The Culling Trials 3 (Shadowspell Academy #3)(23)
I turned and shoved Ethan in front of me.
“Heed my warning,” Adam said, the words trailing after me like tin cans.
“Make yourself useful, and catch whoever is stealing kids and threatening my life, or do your reflexes only work when teenagers are sneaking after you?”
Silence stretched as we distanced ourselves from Adam. I didn’t look back.
Finally, faintly, delivered directly to my ear, I heard, “I’m working on the kidnapping. There’s nothing I can do about the other. It’s beyond me, now.”
I stopped and spun, taken aback. Emptiness greeted me.
“I hate this place. Everyone always disappears,” I said, wanting to run back. To chase Adam around the corner and beg for answers.
“Come on.” Ethan plucked at my sleeve. “We have to let him go for now and pick him up somewhere else. He probably smelled your arousal earlier. That’s how he knew we were around.”
“Gross. I don’t even have a comeback, I’m too busy trying not to gag.”

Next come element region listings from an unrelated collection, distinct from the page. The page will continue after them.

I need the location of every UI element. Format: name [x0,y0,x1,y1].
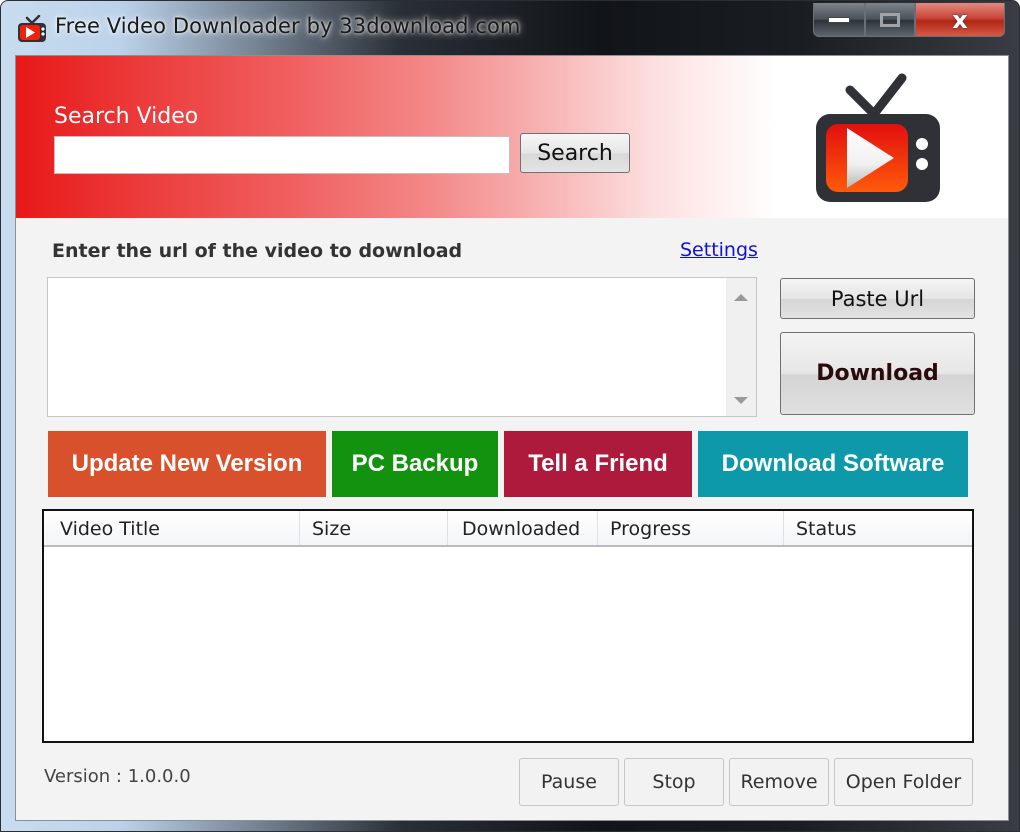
download-software-label: Download Software [721,450,945,477]
update-new-version-label: Update New Version [71,450,303,477]
app-window: Free Video Downloader by 33download.com … [0,0,1020,832]
scroll-up-arrow-icon[interactable] [734,294,748,301]
column-header-progress[interactable]: Progress [598,511,784,545]
tell-a-friend-label: Tell a Friend [528,450,668,477]
maximize-button[interactable] [865,3,915,37]
client-area: Search Video Search Enter the url of the… [15,55,1009,821]
pc-backup-label: PC Backup [351,450,479,477]
column-header-video-title[interactable]: Video Title [44,511,300,545]
scroll-down-arrow-icon[interactable] [734,397,748,404]
close-icon: x [952,5,968,34]
tv-play-icon [18,15,46,42]
caption-buttons: x [813,3,1005,37]
settings-link[interactable]: Settings [680,239,758,261]
promo-buttons: Update New Version PC Backup Tell a Frie… [48,431,968,497]
search-label: Search Video [54,104,199,129]
url-label: Enter the url of the video to download [52,240,463,262]
window-title: Free Video Downloader by 33download.com [55,14,521,38]
header-banner: Search Video Search [16,56,1008,218]
url-textarea-container [47,277,757,417]
minimize-icon [828,16,850,23]
update-new-version-button[interactable]: Update New Version [48,431,326,497]
download-software-button[interactable]: Download Software [698,431,968,497]
pc-backup-button[interactable]: PC Backup [332,431,498,497]
paste-url-button[interactable]: Paste Url [780,278,975,319]
stop-button[interactable]: Stop [624,758,724,806]
download-button[interactable]: Download [780,332,975,415]
tv-play-logo [816,73,940,202]
column-header-status[interactable]: Status [784,511,972,545]
search-button[interactable]: Search [520,133,630,173]
title-bar[interactable]: Free Video Downloader by 33download.com … [1,1,1019,55]
column-header-downloaded[interactable]: Downloaded [448,511,598,545]
maximize-icon [880,12,900,27]
column-header-size[interactable]: Size [300,511,448,545]
open-folder-button[interactable]: Open Folder [834,758,973,806]
table-header: Video Title Size Downloaded Progress Sta… [44,511,972,547]
url-textarea[interactable] [48,278,726,416]
remove-button[interactable]: Remove [729,758,829,806]
downloads-table[interactable]: Video Title Size Downloaded Progress Sta… [42,509,974,743]
pause-button[interactable]: Pause [519,758,619,806]
url-scrollbar[interactable] [726,278,756,416]
close-button[interactable]: x [915,3,1005,37]
version-label: Version : 1.0.0.0 [44,766,191,787]
search-input[interactable] [54,136,510,174]
table-body[interactable] [44,549,972,741]
tell-a-friend-button[interactable]: Tell a Friend [504,431,692,497]
minimize-button[interactable] [813,3,865,37]
action-buttons: Pause Stop Remove Open Folder [519,758,978,806]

He huffed out a laugh. “Nice way to step up back there. Perfect. I couldn’t have coached you better. You might not be completely useless, for a Shade.”
“Way to step up?”
“Pulling me away before I had to threaten something I might not be able to deliver. I can let the director know what he did, easy. Getting him fired, on the other hand…”
It dawned on me what he was saying, and surprise flitted through me. “You were playing a part,” I said with a grin. “I wondered how one person could be so entitled. I was thinking about getting you a cape.”

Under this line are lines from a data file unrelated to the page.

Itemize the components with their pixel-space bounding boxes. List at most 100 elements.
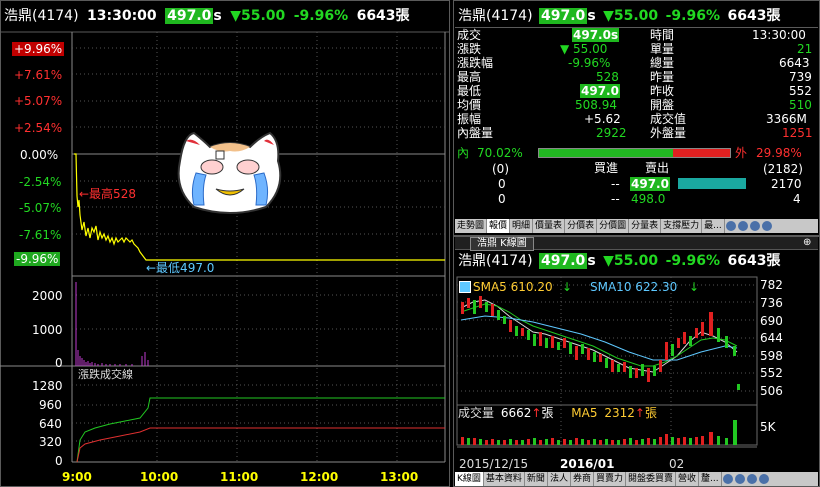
- tab-more-2[interactable]: 釐...: [699, 472, 722, 486]
- value-high: 528: [596, 70, 619, 84]
- outer-ratio-value: 29.98%: [756, 146, 802, 160]
- tab-trend[interactable]: 走勢圖: [455, 219, 488, 233]
- label-prev-volume: 昨量: [650, 70, 675, 84]
- tick-down-2: -5.07%: [19, 201, 62, 215]
- sma10-label: SMA10 622.30: [590, 280, 678, 294]
- nav-next-icon[interactable]: [749, 221, 760, 231]
- x-tick-1000: 10:00: [140, 470, 179, 484]
- cum-outer-line: [76, 397, 445, 463]
- nav-last-icon[interactable]: [761, 221, 772, 231]
- kline-change-pct: -9.96%: [665, 253, 721, 269]
- tab-quote[interactable]: 報價: [487, 219, 511, 233]
- label-trade: 成交: [457, 28, 482, 42]
- kline-volume-bars: [461, 420, 737, 445]
- tick-down-3: -7.61%: [19, 228, 62, 242]
- label-low: 最低: [457, 84, 482, 98]
- label-inner-volume: 內盤量: [457, 126, 494, 140]
- label-prev-close: 昨收: [650, 84, 675, 98]
- tab-basic-info[interactable]: 基本資料: [484, 472, 525, 486]
- label-amplitude: 振幅: [457, 112, 482, 126]
- x-tick-1300: 13:00: [380, 470, 419, 484]
- kline-vol-tick-5k: 5K: [760, 420, 776, 434]
- sma5-arrow: ↓: [562, 280, 573, 294]
- value-total-volume: 6643: [779, 56, 810, 70]
- tab-institutional[interactable]: 法人: [548, 472, 571, 486]
- book-ask-qty-2: 4: [793, 192, 801, 206]
- quote-stock-name: 浩鼎(4174): [458, 8, 533, 24]
- kline-date-2: 2016/01: [560, 457, 615, 471]
- label-avg: 均價: [457, 98, 482, 112]
- tab-price-chart[interactable]: 分價圖: [597, 219, 630, 233]
- value-change: ▼ 55.00: [560, 42, 608, 56]
- sma10-arrow: ↓: [689, 280, 700, 294]
- tick-up-4: +2.54%: [14, 121, 63, 135]
- tab-news[interactable]: 新聞: [525, 472, 548, 486]
- tab-revenue[interactable]: 營收: [676, 472, 700, 486]
- tab-kline[interactable]: K線圖: [455, 472, 484, 486]
- kline-volume-legend: 成交量 6662↑張 MA5 2312↑張: [458, 406, 657, 420]
- value-low: 497.0: [580, 84, 620, 98]
- tab-order-book[interactable]: 閱盤委買賣: [626, 472, 676, 486]
- tab-detail[interactable]: 明細: [510, 219, 534, 233]
- label-total-volume: 總量: [650, 56, 675, 70]
- tick-zero: 0.00%: [20, 148, 59, 162]
- kline-tick-736: 736: [760, 296, 783, 310]
- tab-brokers[interactable]: 券商: [571, 472, 594, 486]
- nav-prev-icon-2[interactable]: [734, 474, 745, 484]
- tab-volume-table[interactable]: 分量表: [629, 219, 662, 233]
- x-tick-1100: 11:00: [220, 470, 259, 484]
- nav-prev-icon[interactable]: [737, 221, 748, 231]
- tab-price-table[interactable]: 分價表: [565, 219, 598, 233]
- kline-date-1: 2015/12/15: [459, 457, 529, 471]
- tab-buy-sell-power[interactable]: 買賣力: [594, 472, 626, 486]
- label-high: 最高: [457, 70, 482, 84]
- ma5-up-arrow: ↑: [634, 406, 645, 420]
- label-change: 漲跌: [457, 42, 482, 56]
- cum-tick-960: 960: [39, 398, 62, 412]
- kline-price-suffix: s: [587, 253, 596, 269]
- kline-tick-552: 552: [760, 366, 783, 380]
- cum-volume-label: 漲跌成交線: [78, 368, 133, 381]
- kline-tick-644: 644: [760, 331, 783, 345]
- kline-zoom-icon[interactable]: ⊕: [803, 237, 811, 249]
- value-prev-close: 552: [789, 84, 812, 98]
- book-ask-bar-1: [678, 178, 746, 189]
- tick-limit-down: -9.96%: [14, 252, 61, 266]
- book-bid-header: 買進: [594, 161, 619, 175]
- intraday-chart[interactable]: [0, 0, 450, 487]
- value-tick-volume: 21: [797, 42, 813, 56]
- cum-tick-0: 0: [55, 454, 63, 468]
- kline-tick-782: 782: [760, 278, 783, 292]
- quote-last-price: 497.0: [539, 8, 588, 24]
- kline-title-tab[interactable]: 浩鼎 K線圖: [470, 237, 534, 251]
- x-tick-0900: 9:00: [62, 470, 92, 484]
- tick-down-1: -2.54%: [19, 175, 62, 189]
- vol-tick-2000: 2000: [32, 289, 63, 303]
- book-ask-price-2: 498.0: [631, 192, 666, 206]
- ma5-unit: 張: [644, 406, 657, 420]
- kline-legend-toggle[interactable]: [459, 281, 471, 293]
- tab-more[interactable]: 最...: [702, 219, 725, 233]
- value-inner-volume: 2922: [596, 126, 627, 140]
- nav-first-icon-2[interactable]: [722, 474, 733, 484]
- vol-up-arrow: ↑: [531, 406, 542, 420]
- kline-tab-bar: K線圖 基本資料 新聞 法人 券商 買賣力 閱盤委買賣 營收 釐...: [455, 472, 818, 486]
- crying-cat-sticker: [177, 131, 282, 214]
- book-bid-price-1: --: [611, 177, 620, 191]
- nav-first-icon[interactable]: [725, 221, 736, 231]
- kline-date-3: 02: [669, 457, 685, 471]
- inner-outer-ratio-bar: [538, 148, 731, 158]
- value-change-pct: -9.96%: [568, 56, 611, 70]
- quote-total-volume: 6643張: [727, 8, 781, 24]
- tab-price-volume[interactable]: 價量表: [533, 219, 566, 233]
- nav-next-icon-2[interactable]: [746, 474, 757, 484]
- high-annotation: ←最高528: [79, 187, 136, 201]
- nav-last-icon-2[interactable]: [758, 474, 769, 484]
- tab-support[interactable]: 支撐壓力: [661, 219, 703, 233]
- value-amplitude: +5.62: [584, 112, 621, 126]
- kline-total-volume: 6643張: [727, 253, 781, 269]
- value-turnover: 3366M: [766, 112, 807, 126]
- label-open: 開盤: [650, 98, 675, 112]
- book-ask-price-1: 497.0: [630, 177, 670, 191]
- quote-change-pct: -9.96%: [665, 8, 721, 24]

“I’m always playing a part. How do you think my family maintains status? But I might have overdone it a bit that time. That guy…”
Another shiver crawled up my spine. I nodded, unable to form words. That guy was more of a feeling than something to be explained.
“What is he?” I asked, still feeling the intuition tugging at me.
“Shade, obviously.”
“No, couldn’t be. There’s no way he could be an assassin. He’s much too loud.” I pointed toward the trees, feeling the need to head back there. To follow the trail I should’ve followed the other day instead of dallying with Colt and getting caught by Rory. To sit down and cry until I couldn’t breathe.
“It’s not just assassins in the House of Shade.” He huffed. “All of them are low-level grunts, as far as magical society goes, but still highly useful in situations the civilized world doesn’t like to speak of. Some of them specialize in getting information out of people the hard way, some of them are poison masters, some excellent thieves, and some, like him, are adept bodyguards, able to read people and threats. The good ones can mask their whereabouts, like a shadow. The great ones can mask themselves and others. Often, a Shade is brought in to protect someone against a fellow Shade.”
I slowed as we neared the trees I’d hidden in the other night. My mind shifted to Rory. To the way he’d covered me with his body, slowed my heart rate, and masked us from danger. Saved us. Me.
“Why would a Shade go against their own people?”
He shrugged. “Why would a magical person go against another magical person? A human against a human? The world is complex, the magical world more complex.”
“Still, why do you think Adam’s playing detective? Is he actually working for the director or himself?” I walked around the trees and surveyed the direction in which Gregory had been carried off.
“No way to know for sure. But did you see what he had with him?” Ethan asked. “He’d set it next to the fence. A memory ball.”
“What’s that?”
He scoffed. “Under what crusty rock were you living before you came here?”
And just like that, helpful Ethan vanished, and douche Ethan resurfaced. An act, my butt.
“A memory ball is a magical photo album, but instead of pictures, it records feelings, sounds, smells, images… It’s the whole memory, not just a flat version of it.”
“He’s probably planning to go through it for clues. If she’s gone, maybe she took a…memory selfie right before it happened.”
“Do you realize how dumb you sound?” He shook his head, waiting while I took in the landscape. “Besides, if she has disappeared, he’ll never get it open.”
This side of the mansion had more trees with the woods creeping up within fifty yards of the building. A few benches dotted the way, a couple horseshoe pits sat off to the side, and a green wooden shed with the door closed pushed up against the wall down the way.
Ethan’s last words filtered in through my head, taking a second to register.
“How do they open?”
“With a matching retina. Memory balls are connected to the user. He’d need her eyeball.”
I turned to him slowly, my own eyes widening. “Can you magically bypass it?”
“Only if she died, and only then if you were the registered next of kin. Memory balls are personal. Like phones.”
I clutched his arm. “Maybe he has her eyeball.”
“I thought about that. We can work back around to him. Finding him again shouldn’t be a problem. He’s a blunt instrument. No wonder the director is always one or more steps behind.”
Once again, I had to ask, “Why? What do you mean?”